The problem we're solving requires an expensive non-linear minimisation only because $\mathcal{H}$ is non-linear. We can encode the smoother as a first order differences matrix $\Delta$:

$$
\begin{align}
J(\vec{x}) &= J_{obs}(\vec{x})+   J_{prior}(\vec{x}) + J_{smooth}(\vec{x}) \\
&= \frac{1}{2}\left[\vec{x} - \vec{\mu}_{x}\right]^{\top}\mathbf{C}_{prior}^{-1}\left[\vec{x} - \vec{\mu}_{x}\right]\\
&+\frac{1}{2}\left[\mathcal{H}(\vec{x}) - \vec{y}\right]^{\top}\mathbf{C}_{obs}^{-1}\left[\mathcal{H}(\vec{x}) - \vec{y}\right]\\
&+\frac{1}{2}\gamma\vec{x}^{\top}\Delta^{\top}\Delta\vec{x}\\
\end{align}
$$

Assume that we can linearise $\mathcal{H}$ around our e.g. prior mean, then the whole problem can be written linearly.
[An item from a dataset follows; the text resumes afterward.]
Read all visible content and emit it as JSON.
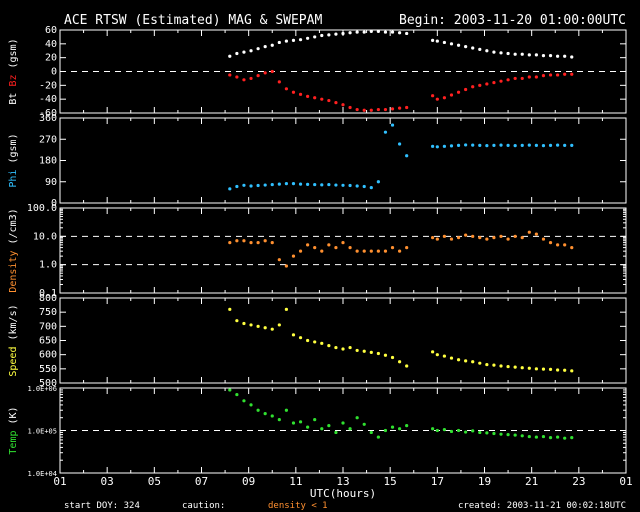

A first order Taylor approximation to $\mathcal{H}$:
$$
\mathcal{H}(\vec{x}_0 + \vec{x}) \sim \mathcal{H}(\vec{x}_0) + \frac{\overbrace{\partial \mathcal{H}(\vec{x}_0)}^{\mathbf{H}'(\vec{x})}}{\partial \vec{x}}\cdot \left(\vec{x}_0 - \vec{x}\right)
$$
           
           
Bayesian inference problem necessitates calculating log-posterior as
$$
\begin{aligned}
 \left[\mathcal{H}_0 + \mathbf{H}'(\vec{x} - \vec{x}_0  ) - \vec{y} \right]^{\top}\mathbf{C}_{obs}^{-1}\left[\mathcal{H}_0 + \mathbf{H}'(\vec{x}_0 - \vec{x}) - \vec{y} \right]& \\
+& \left[\vec{x} - \vec{\mu}_{x} \right]^{\top}\mathbf{C}^{-1}_{prior}\left[\vec{x} - \vec{\mu}_{x} \right]\\
+& \gamma\cdot \Delta^{\top}\Delta\vec{x}\\
\end{aligned}
$$

Re-arranging terms and $\vec{r}=\vec{y} - \mathcal{H}_0 + \mathbf{H}'\vec{x}_0$
$$
\overbrace{\left[\mathbf{H}'^{\top}\mathbf{C}_{obs}^{-1}\mathbf{H}' + \mathbf{C}_{prior}^{-1} + \Delta^{\top}\Delta \right]}^{\mathbf{A}}\vec{x} =  \underbrace{\mathbf{H}'^{\top}\mathbf{C}_{obs}^{-1}\vec{r} +  \mathbf{C}_{prior}^{-1}\vec{\mu}_{x}}_{\vec{b}}
$$

Now that looks pretty horrible, but this is a linear problem, where the $\mathbf{A}$ matrix is block diagonal (efficient to invert).